Pretty sure this was a sticky at one point, and no idea why it became unstickified. Still, it's a good, if long, read.

Excel as a treatment for BBA? Experiences?

Also, check DarkCobra's posts, I think he's got a link in his sig to a glut/H2O2 treatment.

Btw, 5x recommended dosage will kill algae. And plants, shrimps, and likely some fish. Make sure to read up ;P


----------



## DarkCobra (Jun 22, 2004)

+1, dosing 5X the recommended amount _daily_ is pushing it.

3X daily is typical, and usually good against BBA and staghorn. Less effect on other types, no effect on green spot. Some plants are sensitive to Excel, those like anacharis and hornwort usually die. Vals may melt, and if they do, they will sometimes bounce back (but not always).

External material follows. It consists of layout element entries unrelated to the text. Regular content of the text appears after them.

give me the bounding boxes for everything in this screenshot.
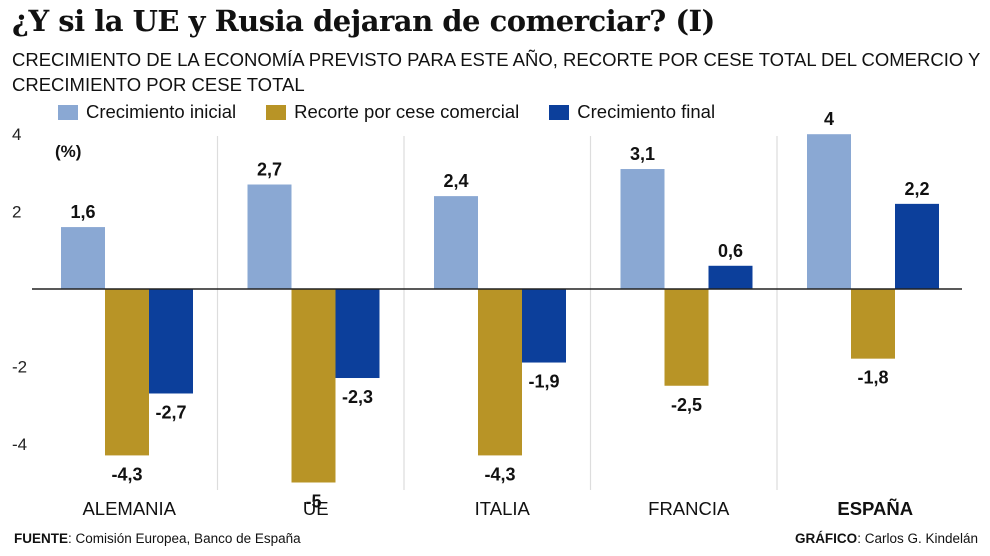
legend-swatch-crecimiento-final <box>549 104 570 120</box>
category-labels: ALEMANIA UE ITALIA FRANCIA ESPAÑA <box>82 498 913 519</box>
data-label: 4 <box>824 109 834 129</box>
bars <box>61 134 939 483</box>
category-label: UE <box>303 498 329 519</box>
data-label: 3,1 <box>630 144 655 164</box>
bar-crecimiento-final <box>335 289 380 379</box>
legend-swatch-recorte <box>266 104 287 120</box>
credit-text: : Carlos G. Kindelán <box>857 531 978 546</box>
bar-recorte <box>664 289 709 386</box>
data-label: 2,7 <box>257 160 282 180</box>
y-tick-label: -2 <box>12 357 27 376</box>
data-label: -1,8 <box>857 368 888 388</box>
legend-item-crecimiento-final: Crecimiento final <box>549 101 715 123</box>
bar-recorte <box>291 289 336 483</box>
legend-item-crecimiento-inicial: Crecimiento inicial <box>58 101 236 123</box>
y-axis: 4 2 -2 -4 <box>12 125 27 454</box>
credit-note: GRÁFICO: Carlos G. Kindelán <box>795 531 978 546</box>
bar-crecimiento-inicial <box>61 227 105 289</box>
bar-recorte <box>105 289 149 456</box>
category-label: ALEMANIA <box>82 498 176 519</box>
credit-label: GRÁFICO <box>794 531 858 546</box>
y-tick-label: 4 <box>12 125 21 144</box>
value-labels: 1,6 -4,3 -2,7 2,7 -5 -2,3 2,4 -4,3 -1,9 3,1 -2,5 0,… <box>70 109 929 511</box>
source-label: FUENTE <box>14 531 68 546</box>
data-label: -5 <box>305 492 321 512</box>
unit-label: (%) <box>55 142 81 161</box>
data-label: 2,4 <box>443 171 468 191</box>
legend: Crecimiento inicial Recorte por cese com… <box>58 100 745 124</box>
chart-subtitle: CRECIMIENTO DE LA ECONOMÍA PREVISTO PARA… <box>12 49 981 95</box>
group-dividers <box>216 136 778 490</box>
category-label: FRANCIA <box>648 498 730 519</box>
bar-crecimiento-inicial <box>620 169 665 289</box>
data-label: -1,9 <box>528 372 559 392</box>
bar-crecimiento-final <box>895 203 939 289</box>
data-label: -2,7 <box>155 402 186 422</box>
category-label: ESPAÑA <box>837 498 913 519</box>
y-tick-label: 2 <box>12 203 21 222</box>
legend-label: Recorte por cese comercial <box>294 101 520 122</box>
legend-label: Crecimiento inicial <box>86 101 237 122</box>
category-label: ITALIA <box>475 498 531 519</box>
legend-item-recorte: Recorte por cese comercial <box>266 101 519 123</box>
bar-recorte <box>478 289 522 456</box>
data-label: -2,5 <box>671 395 702 415</box>
bar-recorte <box>851 289 895 359</box>
data-label: 0,6 <box>718 241 743 261</box>
legend-label: Crecimiento final <box>577 101 716 122</box>
source-note: FUENTE: Comisión Europea, Banco de Españ… <box>14 531 301 546</box>
bar-crecimiento-final <box>149 289 193 394</box>
data-label: -4,3 <box>111 464 142 484</box>
data-label: -4,3 <box>484 464 515 484</box>
legend-swatch-crecimiento-inicial <box>58 104 78 120</box>
bar-crecimiento-final <box>708 265 753 289</box>
bar-crecimiento-inicial <box>434 196 478 289</box>
data-label: 1,6 <box>70 202 95 222</box>
data-label: -2,3 <box>342 387 373 407</box>
bar-crecimiento-inicial <box>807 134 851 289</box>
y-tick-label: -4 <box>12 435 27 454</box>
chart-title: ¿Y si la UE y Rusia dejaran de comerciar… <box>12 4 715 38</box>
source-text: : Comisión Europea, Banco de España <box>68 531 301 546</box>
data-label: 2,2 <box>904 179 929 199</box>
bar-crecimiento-inicial <box>247 184 292 289</box>
bar-crecimiento-final <box>522 289 566 363</box>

The "One-Two Punch" H2O2/Excel combo treatment is highly effective against virtually all kinds of algae. It's also rougher on plants, in some cases plants not normally considered sensitive have been harmed too. That thread is here:

http://www.plantedtank.net/forums/showthread.php?t=203684

Also +1 to Kevmo911's suggestion to read in the treatment threads for others' experiences, so you'll know what to expect. This post is not comprehensive.


----------



## echoskybound (Apr 23, 2012)

kevmo911 said:


> Pretty sure this was a sticky at one point, and no idea why it became unstickified. Still, it's a good, if long, read.
> 
> Excel as a treatment for BBA? Experiences?
> 
> ...


Awesome, thanks! Not sure why I didn't find that when I did a search. I'm so bad at forums ;P

Yeah, when I read that people used 5x dosage I felt kinda skeptical. I'll read about the "one-two punch". Thanks!


----------



## echoskybound (Apr 23, 2012)

DarkCobra said:


> 3X daily is typical, and usually good against BBA and staghorn. Less effect on other types, no effect on green spot. Some plants are sensitive to Excel, those like anacharis and hornwort usually die. Vals may melt, and if they do, they will sometimes bounce back (but not always).

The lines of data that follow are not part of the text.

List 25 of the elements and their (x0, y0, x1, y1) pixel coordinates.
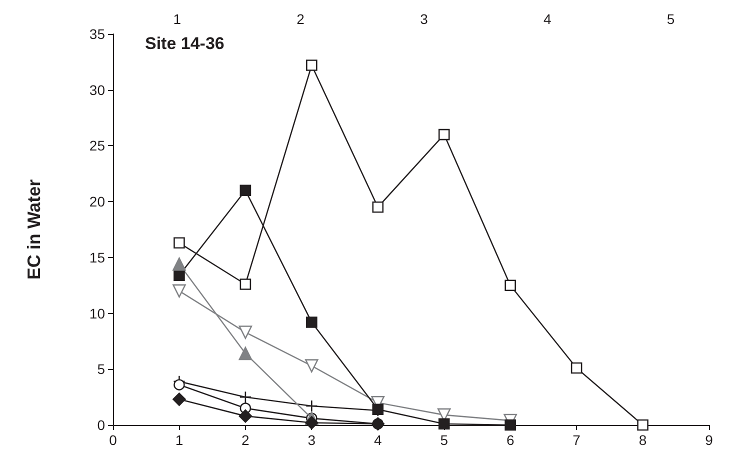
x-tick-label: 1 (175, 432, 184, 448)
y-axis-title: EC in Water (24, 179, 44, 280)
x2-tick-label: 1 (173, 11, 182, 27)
y-tick-label: 5 (97, 361, 106, 378)
y-tick-label: 0 (97, 417, 106, 433)
x2-tick-label: 2 (296, 11, 305, 27)
x-tick-label: 7 (572, 432, 581, 448)
y-tick-label: 10 (89, 305, 106, 322)
y-tick-label: 35 (89, 26, 106, 42)
chart-title: Site 14-36 (145, 34, 224, 53)
x-tick-label: 2 (242, 432, 250, 448)
y-tick-label: 15 (89, 249, 106, 266)
x2-tick-label: 3 (420, 11, 428, 27)
x-tick-label: 5 (440, 432, 448, 448)
x2-tick-label: 5 (666, 11, 675, 27)
x-tick-label: 0 (109, 432, 118, 448)
y-tick-label: 25 (89, 138, 106, 154)
x-tick-label: 8 (638, 432, 647, 448)
x-tick-label: 3 (308, 432, 316, 448)
x2-tick-label: 4 (543, 11, 552, 27)
x-tick-label: 4 (374, 432, 382, 448)
y-tick-label: 20 (89, 194, 106, 210)
x-tick-label: 6 (506, 432, 514, 448)
x-tick-label: 9 (705, 432, 714, 448)
y-tick-label: 30 (89, 82, 106, 98)
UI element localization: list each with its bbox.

Thanks! Any idea what kind of impact it would have on anubias and java fern?


----------



## JeffHerr (Mar 12, 2010)

I dose 15ml of Metracide daily and plant and fish both are doing great. 
(BTW: 15ml Metracide = 25ml Excel)

But if you got algae that quickly, perhaps you have other issues. What are you dosing for fertilizer?


----------